Pick First metrics will have the following labels:
Name | Disposition | Description |
---|---|---|
grpc.target | required | Indicates the target of the gRPC channel in which PF is used. (Same as the attribute defined in A66.) |
The following metrics will be exported:
Name | Type | Unit | Labels | Description |
---|---|---|---|---|
grpc.lb.pick_first.disconnections | Counter | {disconnection} | grpc.target | Number of times the selected subchannel becomes disconnected. |
grpc.lb.pick_first.connection_attempts_succeeded | Counter | {attempt} | grpc.target | Number of successful connection attempts. |
grpc.lb.pick_first.connection_attempts_failed | Counter | {attempt} | grpc.target | Number of failed connection attempts. |
The XdsClient component was originally described in A27. Note that in A71, we are moving from a single global XdsClient instance to a separate global XdsClient instance for each channel target. The proposed metric schema here reflects that change.
XdsClient metrics will have the following labels:
Name | Disposition | Description |
---|---|---|
grpc.target | required | For clients, indicates the target of the gRPC channel in which the XdsClient is used (i.e., the same as the attribute defined in A66). For servers, will be the string "#server". |
grpc.xds.server | required | The target URI of the xDS server with which the XdsClient is communicating. |
grpc.xds.authority | required | The xDS authority. The value will be "#old" for old-style non-xdstp resource names. |
grpc.xds.cache_state | required | Indicates the cache state of an xDS resource. The value will be one of:
|
grpc.xds.resource_type | required | Indicates an xDS resource type, such as "envoy.config.listener.v3.Listener". |
The following metrics will be exported:
Name | Type | Unit | Labels | Description |
---|---|---|---|---|
grpc.xds_client.connected | Gauge | {bool} | grpc.target, grpc.xds.server | Whether or not the xDS client currently has a working ADS stream to the xDS server. For a given server, this will be set to 1 when the stream is initially created. It will be set to 0 when we have a connectivity failure or when the ADS stream fails without seeing a response message, as per A57. Once set to 0, it will be reset to 1 when we receive the first response on an ADS stream. |
grpc.xds_client.server_failure | Counter | {failure} | grpc.target, grpc.xds.server | A counter of xDS servers going from healthy to unhealthy. A server goes unhealthy when we have a connectivity failure or when the ADS stream fails without seeing a response message, as per gRFC A57. |
grpc.xds_client.resource_updates_valid | Counter | {resource} | grpc.target, grpc.xds.server, grpc.xds.resource_type | A counter of resources received that were considered valid. The counter will be incremented even for resources that have not changed. |
grpc.xds_client.resource_updates_invalid | Counter | {resource} | grpc.target, grpc.xds.server, grpc.xds.resource_type | A counter of resources received that were considered invalid. |
grpc.xds_client.resources | Gauge | {resource} | grpc.target, grpc.xds.authority, grpc.xds.cache_state, grpc.xds.resource_type | Number of xDS resources. |
All metrics added in this proposal will start as experimental and therefore off by default. The long term goal will be to de-experimentalize them and have them be on by default, but the exact criteria for that change are TBD.

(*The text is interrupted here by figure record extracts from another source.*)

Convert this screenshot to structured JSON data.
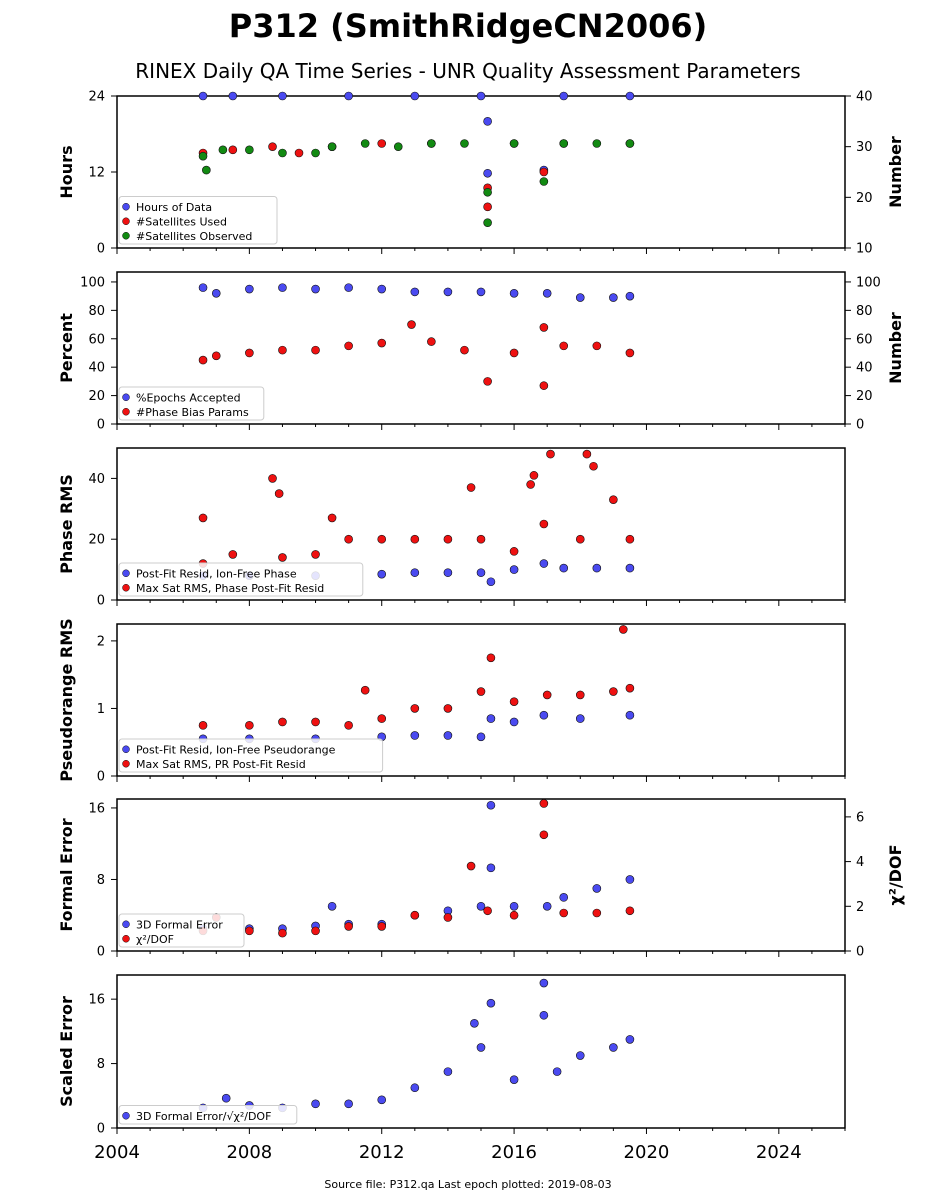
{
  "title": "P312 (SmithRidgeCN2006)",
  "subtitle": "RINEX Daily QA Time Series - UNR Quality Assessment Parameters",
  "footer": "Source file: P312.qa Last epoch plotted: 2019-08-03",
  "colors": {
    "blue": "#4a4af0",
    "red": "#ee1111",
    "green": "#128a12"
  },
  "chart_data": {
    "type": "scatter",
    "x_axis": {
      "ticks": [
        2004,
        2008,
        2012,
        2016,
        2020,
        2024
      ],
      "xlim": [
        2004,
        2026
      ]
    },
    "panels": [
      {
        "ylabel_left": "Hours",
        "ylabel_right": "Number",
        "yticks_left": [
          0,
          12,
          24
        ],
        "ylim_left": [
          0,
          24
        ],
        "yticks_right": [
          10,
          20,
          30,
          40
        ],
        "ylim_right": [
          10,
          40
        ],
        "series": [
          {
            "name": "Hours of Data",
            "color": "blue",
            "axis": "left",
            "points": [
              [
                2006.6,
                24
              ],
              [
                2007.5,
                24
              ],
              [
                2009,
                24
              ],
              [
                2011,
                24
              ],
              [
                2013,
                24
              ],
              [
                2015,
                24
              ],
              [
                2015.2,
                20
              ],
              [
                2015.2,
                11.8
              ],
              [
                2016.9,
                12.3
              ],
              [
                2017.5,
                24
              ],
              [
                2019.5,
                24
              ]
            ]
          },
          {
            "name": "#Satellites Used",
            "color": "red",
            "axis": "left",
            "points": [
              [
                2006.6,
                15
              ],
              [
                2007.5,
                15.5
              ],
              [
                2008.7,
                16
              ],
              [
                2009.5,
                15
              ],
              [
                2010.5,
                16
              ],
              [
                2012,
                16.5
              ],
              [
                2013.5,
                16.5
              ],
              [
                2015.2,
                6.5
              ],
              [
                2015.2,
                9.5
              ],
              [
                2016,
                16.5
              ],
              [
                2016.9,
                12
              ],
              [
                2017.5,
                16.5
              ],
              [
                2019.5,
                16.5
              ]
            ]
          },
          {
            "name": "#Satellites Observed",
            "color": "green",
            "axis": "left",
            "points": [
              [
                2006.6,
                14.5
              ],
              [
                2006.7,
                12.3
              ],
              [
                2007.2,
                15.5
              ],
              [
                2008,
                15.5
              ],
              [
                2009,
                15
              ],
              [
                2010,
                15
              ],
              [
                2010.5,
                16
              ],
              [
                2011.5,
                16.5
              ],
              [
                2012.5,
                16
              ],
              [
                2013.5,
                16.5
              ],
              [
                2014.5,
                16.5
              ],
              [
                2015.2,
                4
              ],
              [
                2015.2,
                8.8
              ],
              [
                2016,
                16.5
              ],
              [
                2016.9,
                10.5
              ],
              [
                2017.5,
                16.5
              ],
              [
                2018.5,
                16.5
              ],
              [
                2019.5,
                16.5
              ]
            ]
          }
        ]
      },
      {
        "ylabel_left": "Percent",
        "ylabel_right": "Number",
        "yticks_left": [
          0,
          20,
          40,
          60,
          80,
          100
        ],
        "ylim_left": [
          0,
          107
        ],
        "yticks_right": [
          0,
          20,
          40,
          60,
          80,
          100
        ],
        "ylim_right": [
          0,
          107
        ],
        "series": [
          {
            "name": "%Epochs Accepted",
            "color": "blue",
            "axis": "left",
            "points": [
              [
                2006.6,
                96
              ],
              [
                2007,
                92
              ],
              [
                2008,
                95
              ],
              [
                2009,
                96
              ],
              [
                2010,
                95
              ],
              [
                2011,
                96
              ],
              [
                2012,
                95
              ],
              [
                2013,
                93
              ],
              [
                2014,
                93
              ],
              [
                2015,
                93
              ],
              [
                2016,
                92
              ],
              [
                2017,
                92
              ],
              [
                2018,
                89
              ],
              [
                2019,
                89
              ],
              [
                2019.5,
                90
              ]
            ]
          },
          {
            "name": "#Phase Bias Params",
            "color": "red",
            "axis": "left",
            "points": [
              [
                2006.6,
                45
              ],
              [
                2007,
                48
              ],
              [
                2008,
                50
              ],
              [
                2009,
                52
              ],
              [
                2010,
                52
              ],
              [
                2011,
                55
              ],
              [
                2012,
                57
              ],
              [
                2012.9,
                70
              ],
              [
                2013.5,
                58
              ],
              [
                2014.5,
                52
              ],
              [
                2015.2,
                30
              ],
              [
                2016,
                50
              ],
              [
                2016.9,
                68
              ],
              [
                2016.9,
                27
              ],
              [
                2017.5,
                55
              ],
              [
                2018.5,
                55
              ],
              [
                2019.5,
                50
              ]
            ]
          }
        ]
      },
      {
        "ylabel_left": "Phase RMS",
        "yticks_left": [
          0,
          20,
          40
        ],
        "ylim_left": [
          0,
          50
        ],
        "series": [
          {
            "name": "Post-Fit Resid, Ion-Free Phase",
            "color": "blue",
            "axis": "left",
            "points": [
              [
                2006.6,
                8
              ],
              [
                2008,
                8
              ],
              [
                2010,
                8
              ],
              [
                2012,
                8.5
              ],
              [
                2013,
                9
              ],
              [
                2014,
                9
              ],
              [
                2015,
                9
              ],
              [
                2015.3,
                6
              ],
              [
                2016,
                10
              ],
              [
                2016.9,
                12
              ],
              [
                2017.5,
                10.5
              ],
              [
                2018.5,
                10.5
              ],
              [
                2019.5,
                10.5
              ]
            ]
          },
          {
            "name": "Max Sat RMS, Phase Post-Fit Resid",
            "color": "red",
            "axis": "left",
            "points": [
              [
                2006.6,
                12
              ],
              [
                2006.6,
                27
              ],
              [
                2007.5,
                15
              ],
              [
                2008.7,
                40
              ],
              [
                2008.9,
                35
              ],
              [
                2009,
                14
              ],
              [
                2010,
                15
              ],
              [
                2010.5,
                27
              ],
              [
                2011,
                20
              ],
              [
                2012,
                20
              ],
              [
                2013,
                20
              ],
              [
                2014,
                20
              ],
              [
                2014.7,
                37
              ],
              [
                2015,
                20
              ],
              [
                2016,
                16
              ],
              [
                2016.5,
                38
              ],
              [
                2016.6,
                41
              ],
              [
                2016.9,
                25
              ],
              [
                2017.1,
                48
              ],
              [
                2018,
                20
              ],
              [
                2018.2,
                48
              ],
              [
                2018.4,
                44
              ],
              [
                2019,
                33
              ],
              [
                2019.5,
                20
              ]
            ]
          }
        ]
      },
      {
        "ylabel_left": "Pseudorange RMS",
        "yticks_left": [
          0,
          1,
          2
        ],
        "ylim_left": [
          0,
          2.25
        ],
        "series": [
          {
            "name": "Post-Fit Resid, Ion-Free Pseudorange",
            "color": "blue",
            "axis": "left",
            "points": [
              [
                2006.6,
                0.55
              ],
              [
                2008,
                0.55
              ],
              [
                2010,
                0.55
              ],
              [
                2012,
                0.58
              ],
              [
                2013,
                0.6
              ],
              [
                2014,
                0.6
              ],
              [
                2015,
                0.58
              ],
              [
                2015.3,
                0.85
              ],
              [
                2016,
                0.8
              ],
              [
                2016.9,
                0.9
              ],
              [
                2018,
                0.85
              ],
              [
                2019.5,
                0.9
              ]
            ]
          },
          {
            "name": "Max Sat RMS, PR Post-Fit Resid",
            "color": "red",
            "axis": "left",
            "points": [
              [
                2006.6,
                0.75
              ],
              [
                2008,
                0.75
              ],
              [
                2009,
                0.8
              ],
              [
                2010,
                0.8
              ],
              [
                2011,
                0.75
              ],
              [
                2011.5,
                1.27
              ],
              [
                2012,
                0.85
              ],
              [
                2013,
                1.0
              ],
              [
                2014,
                1.0
              ],
              [
                2015,
                1.25
              ],
              [
                2015.3,
                1.75
              ],
              [
                2016,
                1.1
              ],
              [
                2017,
                1.2
              ],
              [
                2018,
                1.2
              ],
              [
                2019,
                1.25
              ],
              [
                2019.3,
                2.17
              ],
              [
                2019.5,
                1.3
              ]
            ]
          }
        ]
      },
      {
        "ylabel_left": "Formal Error",
        "ylabel_right": "χ²/DOF",
        "yticks_left": [
          0,
          8,
          16
        ],
        "ylim_left": [
          0,
          17
        ],
        "yticks_right": [
          0,
          2,
          4,
          6
        ],
        "ylim_right": [
          0,
          6.8
        ],
        "series": [
          {
            "name": "3D Formal Error",
            "color": "blue",
            "axis": "left",
            "points": [
              [
                2006.6,
                2.5
              ],
              [
                2008,
                2.5
              ],
              [
                2009,
                2.5
              ],
              [
                2010,
                2.8
              ],
              [
                2010.5,
                5
              ],
              [
                2011,
                3
              ],
              [
                2012,
                3
              ],
              [
                2013,
                4
              ],
              [
                2014,
                4.5
              ],
              [
                2015,
                5
              ],
              [
                2015.3,
                16.3
              ],
              [
                2015.3,
                9.3
              ],
              [
                2016,
                5
              ],
              [
                2017,
                5
              ],
              [
                2017.5,
                6
              ],
              [
                2018.5,
                7
              ],
              [
                2019.5,
                8
              ]
            ]
          },
          {
            "name": "χ²/DOF",
            "color": "red",
            "axis": "right",
            "points": [
              [
                2006.6,
                0.9
              ],
              [
                2007,
                1.5
              ],
              [
                2008,
                0.9
              ],
              [
                2009,
                0.8
              ],
              [
                2010,
                0.9
              ],
              [
                2011,
                1.1
              ],
              [
                2012,
                1.1
              ],
              [
                2013,
                1.6
              ],
              [
                2014,
                1.5
              ],
              [
                2014.7,
                3.8
              ],
              [
                2015.2,
                1.8
              ],
              [
                2016,
                1.6
              ],
              [
                2016.9,
                6.6
              ],
              [
                2016.9,
                5.2
              ],
              [
                2017.5,
                1.7
              ],
              [
                2018.5,
                1.7
              ],
              [
                2019.5,
                1.8
              ]
            ]
          }
        ]
      },
      {
        "ylabel_left": "Scaled Error",
        "yticks_left": [
          0,
          8,
          16
        ],
        "ylim_left": [
          0,
          19
        ],
        "series": [
          {
            "name": "3D Formal Error/√χ²/DOF",
            "color": "blue",
            "axis": "left",
            "points": [
              [
                2006.6,
                2.5
              ],
              [
                2007.3,
                3.7
              ],
              [
                2008,
                2.8
              ],
              [
                2009,
                2.5
              ],
              [
                2010,
                3
              ],
              [
                2011,
                3
              ],
              [
                2012,
                3.5
              ],
              [
                2013,
                5
              ],
              [
                2014,
                7
              ],
              [
                2014.8,
                13
              ],
              [
                2015,
                10
              ],
              [
                2015.3,
                15.5
              ],
              [
                2016,
                6
              ],
              [
                2016.9,
                18
              ],
              [
                2016.9,
                14
              ],
              [
                2017.3,
                7
              ],
              [
                2018,
                9
              ],
              [
                2019,
                10
              ],
              [
                2019.5,
                11
              ]
            ]
          }
        ]
      }
    ]
  }
}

This proposal does not include any features enabled via external I/O, so it does not need environment variable protection.
The metrics defined here are generally a trade-off between the usefulness of the metric and the cost of reporting it. As an example, for the WRR metrics, we considered exporting a histogram of how old the last backend load report was for each RPC sent to a particular backend, but that would have been extremely expensive. So instead, we are reporting the number of stale weights on each scheduler update.
Will be implemented in C-core by @markdroth, in Java by @dnvindhya, and in Go by @zasweq.